Show HN: Improving Prompt Injection Detection with Weighted Ensembles

Hi HN — I’m the author.

This project started as an open-source system for detecting prompt injections in LLMs. The goal is to flag adversarial prompts before they reach a model, while keeping latency low and probabilities well-calibrated.

The main insight came from ensembles: not all models are equally good at every case.

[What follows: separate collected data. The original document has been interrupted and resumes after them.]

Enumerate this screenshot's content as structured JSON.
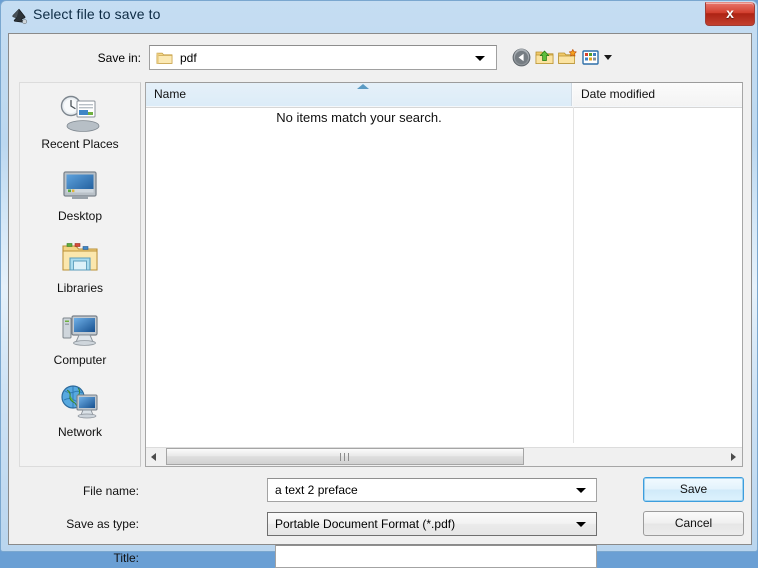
{
  "window": {
    "title": "Select file to save to",
    "app_icon": "inkscape-diamond-icon",
    "close_label": "x"
  },
  "toolbar": {
    "save_in_label": "Save in:",
    "current_folder": "pdf",
    "folder_icon": "folder-icon",
    "buttons": [
      {
        "name": "back-button",
        "icon": "back-arrow-icon"
      },
      {
        "name": "up-folder-button",
        "icon": "up-folder-icon"
      },
      {
        "name": "new-folder-button",
        "icon": "new-folder-icon"
      },
      {
        "name": "views-button",
        "icon": "views-grid-icon"
      }
    ]
  },
  "places": {
    "items": [
      {
        "label": "Recent Places",
        "icon": "recent-places-icon"
      },
      {
        "label": "Desktop",
        "icon": "desktop-monitor-icon"
      },
      {
        "label": "Libraries",
        "icon": "libraries-folder-icon"
      },
      {
        "label": "Computer",
        "icon": "computer-icon"
      },
      {
        "label": "Network",
        "icon": "network-globe-icon"
      }
    ]
  },
  "filelist": {
    "columns": [
      {
        "label": "Name",
        "sorted": "ascending"
      },
      {
        "label": "Date modified",
        "sorted": "none"
      }
    ],
    "rows": [],
    "empty_message": "No items match your search.",
    "scrollbar": {
      "orientation": "horizontal",
      "grip_icon": "grip-icon"
    }
  },
  "form": {
    "filename_label": "File name:",
    "filename_value": "a text 2 preface",
    "savetype_label": "Save as type:",
    "savetype_value": "Portable Document Format (*.pdf)",
    "title_label": "Title:",
    "title_value": "",
    "title_placeholder": ""
  },
  "actions": {
    "save_label": "Save",
    "cancel_label": "Cancel"
  },
  "colors": {
    "accent_blue": "#3c9ddd",
    "frame_blue": "#b9d5ee",
    "close_red": "#d23f2e",
    "header_highlight": "#dcecf8",
    "sort_marker": "#5b9bc4"
  }
}
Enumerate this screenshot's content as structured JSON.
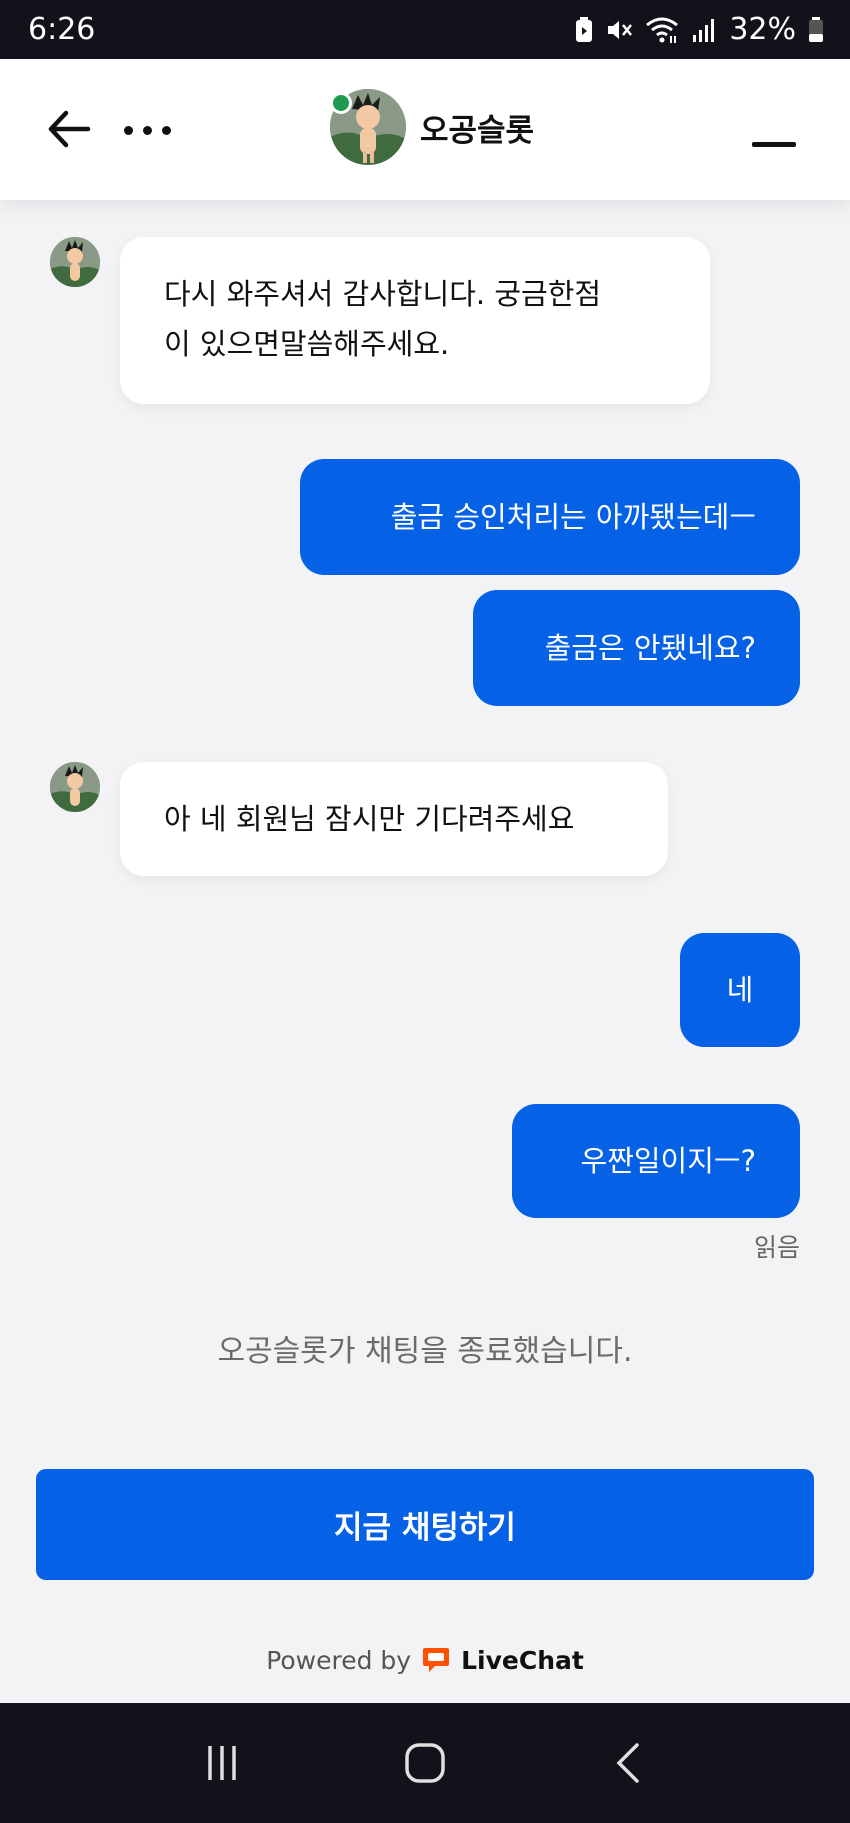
{
  "status_bar": {
    "time": "6:26",
    "battery": "32%",
    "icons": [
      "battery-saver-icon",
      "mute-icon",
      "wifi-icon",
      "signal-icon",
      "battery-icon"
    ]
  },
  "header": {
    "agent_name": "오공슬롯",
    "online_color": "#1e9b4f",
    "back_icon": "arrow-left-icon",
    "more_icon": "more-dots-icon",
    "minimize_icon": "minimize-icon"
  },
  "messages": [
    {
      "from": "agent",
      "lines": [
        "다시 와주셔서 감사합니다. 궁금한점",
        "이 있으면말씀해주세요."
      ]
    },
    {
      "from": "user",
      "text": "출금 승인처리는 아까됐는데ㅡ"
    },
    {
      "from": "user",
      "text": "출금은 안됐네요?"
    },
    {
      "from": "agent",
      "text": "아 네 회원님 잠시만 기다려주세요"
    },
    {
      "from": "user",
      "text": "네"
    },
    {
      "from": "user",
      "text": "우짠일이지ㅡ?"
    }
  ],
  "read_status": "읽음",
  "chat_ended": "오공슬롯가 채팅을 종료했습니다.",
  "chat_now_label": "지금 채팅하기",
  "footer": {
    "powered_by": "Powered by",
    "brand": "LiveChat",
    "brand_color": "#ff5100"
  },
  "colors": {
    "accent": "#0561e6",
    "background": "#f3f2f5"
  },
  "nav_bar": {
    "icons": [
      "recent-apps-icon",
      "home-icon",
      "back-nav-icon"
    ]
  }
}
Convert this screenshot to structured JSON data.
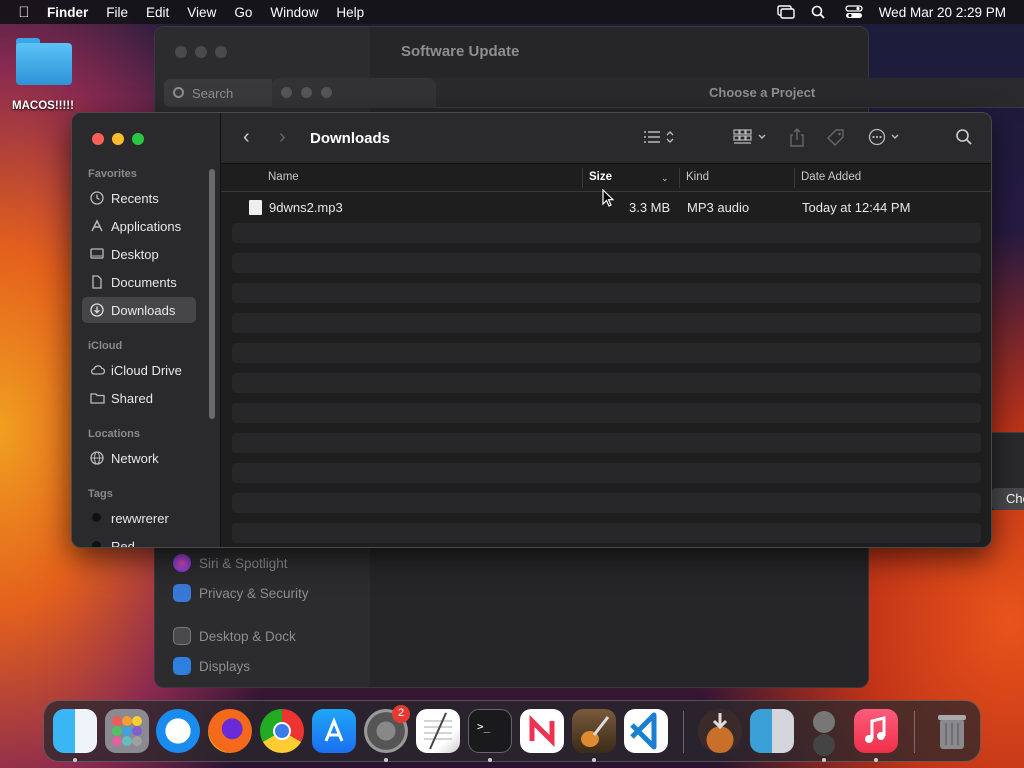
{
  "menubar": {
    "app": "Finder",
    "items": [
      "File",
      "Edit",
      "View",
      "Go",
      "Window",
      "Help"
    ],
    "clock": "Wed Mar 20  2:29 PM"
  },
  "desktop": {
    "folder_label": "MACOS!!!!!"
  },
  "system_settings": {
    "title": "Software Update",
    "search_placeholder": "Search",
    "items": [
      {
        "label": "Siri & Spotlight",
        "color": "#b44ad6"
      },
      {
        "label": "Privacy & Security",
        "color": "#3a78d8"
      },
      {
        "label": "Desktop & Dock",
        "color": "#3a3a3c"
      },
      {
        "label": "Displays",
        "color": "#2f7fe0"
      }
    ]
  },
  "choose_project": {
    "title": "Choose a Project",
    "button": "Che"
  },
  "finder": {
    "title": "Downloads",
    "sidebar": {
      "favorites_header": "Favorites",
      "favorites": [
        "Recents",
        "Applications",
        "Desktop",
        "Documents",
        "Downloads"
      ],
      "icloud_header": "iCloud",
      "icloud": [
        "iCloud Drive",
        "Shared"
      ],
      "locations_header": "Locations",
      "locations": [
        "Network"
      ],
      "tags_header": "Tags",
      "tags": [
        "rewwrerer",
        "Red"
      ]
    },
    "columns": {
      "name": "Name",
      "size": "Size",
      "kind": "Kind",
      "date": "Date Added"
    },
    "files": [
      {
        "name": "9dwns2.mp3",
        "size": "3.3 MB",
        "kind": "MP3 audio",
        "date": "Today at 12:44 PM"
      }
    ]
  },
  "dock": {
    "badge_settings": "2"
  }
}
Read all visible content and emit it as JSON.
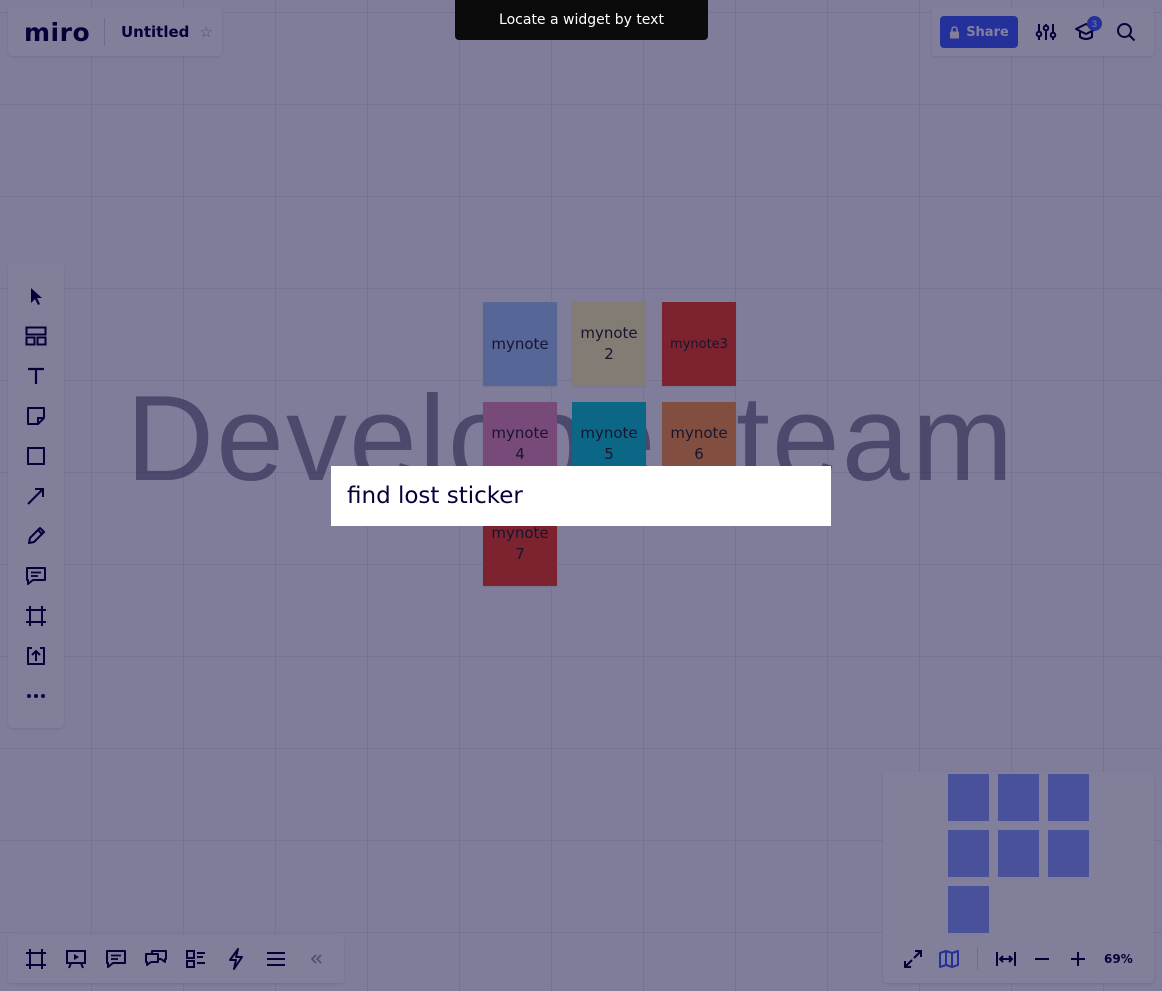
{
  "app": {
    "logo": "miro",
    "board_title": "Untitled",
    "star_icon": "star-icon"
  },
  "topbar": {
    "share_label": "Share",
    "notification_count": "3",
    "icons": [
      "lock-icon",
      "settings-sliders-icon",
      "learning-hat-icon",
      "search-icon"
    ]
  },
  "tooltip": {
    "text": "Locate a widget by text"
  },
  "board": {
    "background_text": "Developer team",
    "stickies": [
      {
        "text": "mynote",
        "color": "#a6ccf5"
      },
      {
        "text": "mynote 2",
        "color": "#fff9b1"
      },
      {
        "text": "mynote3",
        "color": "#f24726"
      },
      {
        "text": "mynote 4",
        "color": "#ea94bb"
      },
      {
        "text": "mynote 5",
        "color": "#12cdd4"
      },
      {
        "text": "mynote 6",
        "color": "#ff9d48"
      },
      {
        "text": "mynote 7",
        "color": "#f24726"
      }
    ]
  },
  "left_toolbar": {
    "items": [
      "select-cursor-icon",
      "templates-icon",
      "text-icon",
      "sticky-note-icon",
      "shape-icon",
      "connection-line-icon",
      "pen-icon",
      "comment-icon",
      "frame-icon",
      "upload-icon",
      "more-icon"
    ]
  },
  "bottom_toolbar": {
    "items": [
      "frames-icon",
      "presentation-icon",
      "comments-icon",
      "chat-icon",
      "card-icon",
      "activity-icon",
      "menu-icon",
      "collapse-icon"
    ]
  },
  "minimap": {
    "controls": [
      "fullscreen-icon",
      "map-icon",
      "fit-width-icon",
      "zoom-out-icon",
      "zoom-in-icon"
    ],
    "zoom_level": "69%"
  },
  "search": {
    "value": "find lost sticker",
    "placeholder": ""
  },
  "colors": {
    "accent": "#4262ff",
    "overlay": "#050038",
    "tooltip_bg": "#0b0b0b"
  }
}
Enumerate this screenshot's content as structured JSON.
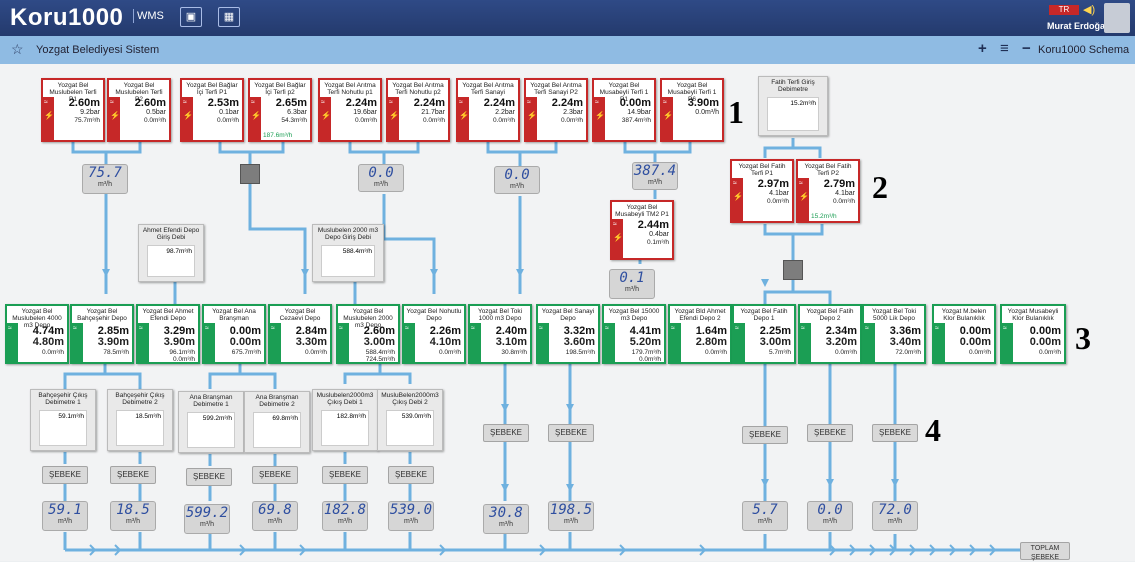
{
  "header": {
    "logo": "Koru1000",
    "product": "WMS",
    "lang": "TR",
    "user": "Murat Erdoğan",
    "page_title": "Yozgat Belediyesi Sistem",
    "schema": "Koru1000 Schema"
  },
  "icons": {
    "image": "image-icon",
    "grid": "grid-icon",
    "star": "star-icon",
    "plus": "plus-icon",
    "menu": "hamburger-icon",
    "minus": "minus-icon",
    "speaker": "speaker-icon"
  },
  "colors": {
    "header": "#243a6d",
    "toolbar": "#8fbbe3",
    "alarm": "#c62828",
    "ok": "#1b9e54",
    "pipe": "#6fb1df"
  },
  "pumps_row1": [
    {
      "title": "Yozgat Bel Muslubelen Terfi P1",
      "v1": "2.60m",
      "v2": "9.2bar",
      "v3": "75.7m³/h"
    },
    {
      "title": "Yozgat Bel Muslubelen Terfi P2",
      "v1": "2.60m",
      "v2": "0.5bar",
      "v3": "0.0m³/h"
    },
    {
      "title": "Yozgat Bel Bağlar İçi Terfi P1",
      "v1": "2.53m",
      "v2": "0.1bar",
      "v3": "0.0m³/h"
    },
    {
      "title": "Yozgat Bel Bağlar İçi Terfi p2",
      "v1": "2.65m",
      "v2": "6.3bar",
      "v3": "54.3m³/h",
      "v4": "187.6m³/h"
    },
    {
      "title": "Yozgat Bel Arıtma Terfi Nohutlu p1",
      "v1": "2.24m",
      "v2": "19.6bar",
      "v3": "0.0m³/h"
    },
    {
      "title": "Yozgat Bel Arıtma Terfi Nohutlu p2",
      "v1": "2.24m",
      "v2": "21.7bar",
      "v3": "0.0m³/h"
    },
    {
      "title": "Yozgat Bel Arıtma Terfi Sanayi",
      "v1": "2.24m",
      "v2": "2.2bar",
      "v3": "0.0m³/h"
    },
    {
      "title": "Yozgat Bel Arıtma Terfi Sanayi P2",
      "v1": "2.24m",
      "v2": "2.3bar",
      "v3": "0.0m³/h"
    },
    {
      "title": "Yozgat Bel Musabeyli Terfi 1 P1",
      "v1": "0.00m",
      "v2": "14.9bar",
      "v3": "387.4m³/h"
    },
    {
      "title": "Yozgat Bel Musabeyli Terfi 1 P6",
      "v1": "3.90m",
      "v2": "0.0m³/h",
      "v3": ""
    }
  ],
  "fatih_giris": {
    "title": "Fatih Terfi Giriş Debimetre",
    "value": "15.2m³/h"
  },
  "fatih_pumps": [
    {
      "title": "Yozgat Bel Fatih Terfi P1",
      "v1": "2.97m",
      "v2": "4.1bar",
      "v3": "0.0m³/h"
    },
    {
      "title": "Yozgat Bel Fatih Terfi P2",
      "v1": "2.79m",
      "v2": "4.1bar",
      "v3": "0.0m³/h",
      "v4": "15.2m³/h"
    }
  ],
  "tm2": {
    "title": "Yozgat Bel Musabeyli TM2 P1",
    "v1": "2.44m",
    "v2": "0.4bar",
    "v3": "0.1m³/h"
  },
  "flows_top": [
    {
      "num": "75.7",
      "unit": "m³/h"
    },
    {
      "num": "0.0",
      "unit": "m³/h"
    },
    {
      "num": "0.0",
      "unit": "m³/h"
    },
    {
      "num": "387.4",
      "unit": "m³/h"
    },
    {
      "num": "0.1",
      "unit": "m³/h"
    }
  ],
  "giris": [
    {
      "title": "Ahmet Efendi Depo Giriş Debi",
      "value": "98.7m³/h"
    },
    {
      "title": "Muslubelen 2000 m3 Depo Giriş Debi",
      "value": "588.4m³/h"
    }
  ],
  "depos": [
    {
      "title": "Yozgat Bel Muslubelen 4000 m3 Depo",
      "v1": "4.74m",
      "v2": "4.80m",
      "v3": "0.0m³/h"
    },
    {
      "title": "Yozgat Bel Bahçeşehir Depo",
      "v1": "2.85m",
      "v2": "3.90m",
      "v3": "78.5m³/h"
    },
    {
      "title": "Yozgat Bel Ahmet Efendi Depo",
      "v1": "3.29m",
      "v2": "3.90m",
      "v3": "96.1m³/h",
      "v4": "0.0m³/h"
    },
    {
      "title": "Yozgat Bel Ana Branşman",
      "v1": "0.00m",
      "v2": "0.00m",
      "v3": "675.7m³/h"
    },
    {
      "title": "Yozgat Bel Cezaevi Depo",
      "v1": "2.84m",
      "v2": "3.30m",
      "v3": "0.0m³/h"
    },
    {
      "title": "Yozgat Bel Muslubelen 2000 m3 Depo",
      "v1": "2.60m",
      "v2": "3.00m",
      "v3": "588.4m³/h",
      "v4": "724.5m³/h"
    },
    {
      "title": "Yozgat Bel Nohutlu Depo",
      "v1": "2.26m",
      "v2": "4.10m",
      "v3": "0.0m³/h"
    },
    {
      "title": "Yozgat Bel Toki 1000 m3 Depo",
      "v1": "2.40m",
      "v2": "3.10m",
      "v3": "30.8m³/h"
    },
    {
      "title": "Yozgat Bel Sanayi Depo",
      "v1": "3.32m",
      "v2": "3.60m",
      "v3": "198.5m³/h"
    },
    {
      "title": "Yozgat Bel 15000 m3 Depo",
      "v1": "4.41m",
      "v2": "5.20m",
      "v3": "179.7m³/h",
      "v4": "0.0m³/h"
    },
    {
      "title": "Yozgat Bld Ahmet Efendi Depo 2",
      "v1": "1.64m",
      "v2": "2.80m",
      "v3": "0.0m³/h"
    },
    {
      "title": "Yozgat Bel Fatih Depo 1",
      "v1": "2.25m",
      "v2": "3.00m",
      "v3": "5.7m³/h"
    },
    {
      "title": "Yozgat Bel Fatih Depo 2",
      "v1": "2.34m",
      "v2": "3.20m",
      "v3": "0.0m³/h"
    },
    {
      "title": "Yozgat Bel Toki 5000 Lik Depo",
      "v1": "3.36m",
      "v2": "3.40m",
      "v3": "72.0m³/h"
    },
    {
      "title": "Yozgat M.belen Klor Bulanıklık",
      "v1": "0.00m",
      "v2": "0.00m",
      "v3": "0.0m³/h"
    },
    {
      "title": "Yozgat Musabeyli Klor Bulanıklık",
      "v1": "0.00m",
      "v2": "0.00m",
      "v3": "0.0m³/h"
    }
  ],
  "outlets": [
    {
      "title": "Bahçeşehir Çıkış Debimetre 1",
      "value": "59.1m³/h"
    },
    {
      "title": "Bahçeşehir Çıkış Debimetre 2",
      "value": "18.5m³/h"
    },
    {
      "title": "Ana Branşman Debimetre 1",
      "value": "599.2m³/h"
    },
    {
      "title": "Ana Branşman Debimetre 2",
      "value": "69.8m³/h"
    },
    {
      "title": "Muslubelen2000m3 Çıkış Debi 1",
      "value": "182.8m³/h"
    },
    {
      "title": "MusluBelen2000m3 Çıkış Debi 2",
      "value": "539.0m³/h"
    }
  ],
  "sebeke_label": "ŞEBEKE",
  "flows_bottom": [
    {
      "num": "59.1",
      "unit": "m³/h"
    },
    {
      "num": "18.5",
      "unit": "m³/h"
    },
    {
      "num": "599.2",
      "unit": "m³/h"
    },
    {
      "num": "69.8",
      "unit": "m³/h"
    },
    {
      "num": "182.8",
      "unit": "m³/h"
    },
    {
      "num": "539.0",
      "unit": "m³/h"
    },
    {
      "num": "30.8",
      "unit": "m³/h"
    },
    {
      "num": "198.5",
      "unit": "m³/h"
    },
    {
      "num": "5.7",
      "unit": "m³/h"
    },
    {
      "num": "0.0",
      "unit": "m³/h"
    },
    {
      "num": "72.0",
      "unit": "m³/h"
    }
  ],
  "toplam": "TOPLAM ŞEBEKE",
  "annotations": [
    "1",
    "2",
    "3",
    "4"
  ]
}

Instead of just averaging outputs, I:

1. Benchmarked each candidate model first to see what it actually contributes.

2. Remove models that don’t improve the ensemble through ablation studies (e.g., ProtectAI's Deberta finetune was dropped as it only contributed 0.5% to ECE and actually decreased accuracy).

3. Weight predictions by each model’s accuracy, letting models specialize in what they’re good at.

With this approach, the ensemble is smaller (~237M parameters vs ~600M for the leading baseline), 2x faster, and more calibrated (lower Expected Calibration Error) while still achieving competitive accuracy. Lower confidence on wrong predictions makes it safer for “human-in-the-loop” fallback systems.

For more info, you can check it out here: https://github.com/appleroll-research/promptforest

This project is open to all forms of contributions, and I’d love to hear feedback from the HN community — especially on ideas to further improve calibration, robustness, or ensemble design.